19. Furthermore, when the Court of Cassation upheld the trial court’s judgment, no mention was made of the reconstruction of the case file or its contents.
20. Accordingly, even though the applicant had lodged an appeal in which his grounds of appeal were set out, the domestic courts’ above-mentioned stance meant that there was no real opportunity for the applicant to comment, namely to have his appeal examined by the Court of Cassation. The Court cannot uphold the Government’s argument that the Court of Cassation carried out a thorough examination of the case without having had regard to the applicant’s appeal submissions, irrespective of the fact that the appeals setting out the grounds of appeal were optional under the former Code of Criminal Procedure (compare also Quadrelli v. Italy, no. 28168/95, § 34, 11 January 2000). The Court does not need to determine whether that situation gave rise to any prejudice; the existence of a violation is conceivable even in the absence of prejudice (see, mutatis mutandis, Bajić v. North Macedonia, no. 2833/13, § 59, 10 June 2021, and Zahirović v. Croatia, no. 58590/11, § 48, 25 April 2013).

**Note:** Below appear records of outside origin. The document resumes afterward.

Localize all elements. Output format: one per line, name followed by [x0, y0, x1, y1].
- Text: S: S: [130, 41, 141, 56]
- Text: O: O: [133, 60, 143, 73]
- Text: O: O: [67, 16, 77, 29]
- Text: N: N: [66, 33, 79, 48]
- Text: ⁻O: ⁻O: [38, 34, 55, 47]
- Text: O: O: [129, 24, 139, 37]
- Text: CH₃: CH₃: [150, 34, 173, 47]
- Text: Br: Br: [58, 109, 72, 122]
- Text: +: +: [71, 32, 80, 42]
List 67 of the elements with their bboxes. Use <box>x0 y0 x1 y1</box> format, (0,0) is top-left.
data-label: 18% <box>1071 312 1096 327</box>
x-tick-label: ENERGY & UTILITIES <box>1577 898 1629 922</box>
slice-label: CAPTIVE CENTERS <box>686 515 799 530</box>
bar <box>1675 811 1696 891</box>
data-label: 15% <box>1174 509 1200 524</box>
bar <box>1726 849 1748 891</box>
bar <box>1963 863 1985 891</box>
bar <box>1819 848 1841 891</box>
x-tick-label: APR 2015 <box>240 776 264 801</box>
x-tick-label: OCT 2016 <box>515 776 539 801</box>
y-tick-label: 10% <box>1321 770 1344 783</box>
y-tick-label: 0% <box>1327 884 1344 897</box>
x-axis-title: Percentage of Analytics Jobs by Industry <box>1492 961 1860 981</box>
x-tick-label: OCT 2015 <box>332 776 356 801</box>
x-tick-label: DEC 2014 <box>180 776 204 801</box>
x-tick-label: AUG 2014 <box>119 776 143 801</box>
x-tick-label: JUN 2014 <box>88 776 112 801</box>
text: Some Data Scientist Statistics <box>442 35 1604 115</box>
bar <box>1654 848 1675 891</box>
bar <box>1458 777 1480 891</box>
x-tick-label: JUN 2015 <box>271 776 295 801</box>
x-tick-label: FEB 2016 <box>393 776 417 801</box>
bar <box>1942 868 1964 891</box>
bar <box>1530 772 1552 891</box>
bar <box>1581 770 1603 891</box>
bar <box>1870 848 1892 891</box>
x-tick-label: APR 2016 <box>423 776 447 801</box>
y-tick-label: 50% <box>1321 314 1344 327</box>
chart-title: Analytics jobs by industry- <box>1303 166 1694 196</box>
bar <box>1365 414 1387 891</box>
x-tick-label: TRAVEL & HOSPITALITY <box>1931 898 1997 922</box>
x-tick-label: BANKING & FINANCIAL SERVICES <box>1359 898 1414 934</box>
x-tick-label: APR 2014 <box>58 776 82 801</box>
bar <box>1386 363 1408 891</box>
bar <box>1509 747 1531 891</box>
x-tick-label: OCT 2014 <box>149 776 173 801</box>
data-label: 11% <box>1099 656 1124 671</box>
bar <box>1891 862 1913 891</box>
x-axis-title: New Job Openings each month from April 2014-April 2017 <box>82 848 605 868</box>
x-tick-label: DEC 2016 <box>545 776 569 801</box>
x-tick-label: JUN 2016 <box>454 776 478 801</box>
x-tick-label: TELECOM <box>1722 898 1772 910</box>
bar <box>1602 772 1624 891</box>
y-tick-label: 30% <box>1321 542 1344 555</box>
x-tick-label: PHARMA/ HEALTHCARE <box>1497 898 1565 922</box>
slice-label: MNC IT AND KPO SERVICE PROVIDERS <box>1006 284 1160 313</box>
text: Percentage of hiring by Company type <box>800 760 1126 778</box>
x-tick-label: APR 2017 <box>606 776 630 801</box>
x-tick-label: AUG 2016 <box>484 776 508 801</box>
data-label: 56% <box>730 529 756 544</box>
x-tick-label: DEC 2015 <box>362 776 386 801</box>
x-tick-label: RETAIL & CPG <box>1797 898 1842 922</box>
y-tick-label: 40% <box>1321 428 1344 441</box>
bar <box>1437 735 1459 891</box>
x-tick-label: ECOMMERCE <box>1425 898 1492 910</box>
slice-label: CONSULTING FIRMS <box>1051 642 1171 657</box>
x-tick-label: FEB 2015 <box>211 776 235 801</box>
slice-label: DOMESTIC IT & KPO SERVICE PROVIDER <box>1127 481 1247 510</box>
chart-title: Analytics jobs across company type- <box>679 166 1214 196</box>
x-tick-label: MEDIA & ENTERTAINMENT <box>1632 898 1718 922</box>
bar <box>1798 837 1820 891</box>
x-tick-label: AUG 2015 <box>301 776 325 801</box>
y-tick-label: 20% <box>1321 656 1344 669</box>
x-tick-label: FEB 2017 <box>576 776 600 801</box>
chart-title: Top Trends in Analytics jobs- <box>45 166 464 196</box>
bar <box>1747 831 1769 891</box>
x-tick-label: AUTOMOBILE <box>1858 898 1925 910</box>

21. In view of the above, and having regard to what was at stake for the applicant, namely his conviction and sentence of imprisonment, the Court concludes that the appellate review conducted in the absence of the applicant’s above-mentioned appeal did not comply with the requirements of the principle of adversarial procedure under Article 6 § 1 of the Convention.
22. There has accordingly been a violation of Article 6 § 1 of the Convention.
APPLICATION OF ARTICLE 41 OF THE CONVENTION
23. The applicant did not submit a claim for just satisfaction. Accordingly, there is no call to award him any sum on that account. Notwithstanding that conclusion, the Court reiterates that the most appropriate form of redress would be a retrial in accordance with the requirements of Article 6 of the Convention, should the applicant so request (see Soytemiz v. Turkey, no. 57837/09, § 64, 27 November 2018).
FOR THESE REASONS, THE COURT, UNANIMOUSLY,
1. Declares the application admissible;
2. Holds that there has been a violation of Article 6 § 1 of the Convention.
Done in English, and notified in writing on 9 May 2023, pursuant to Rule 77 §§ 2 and 3 of the Rules of Court.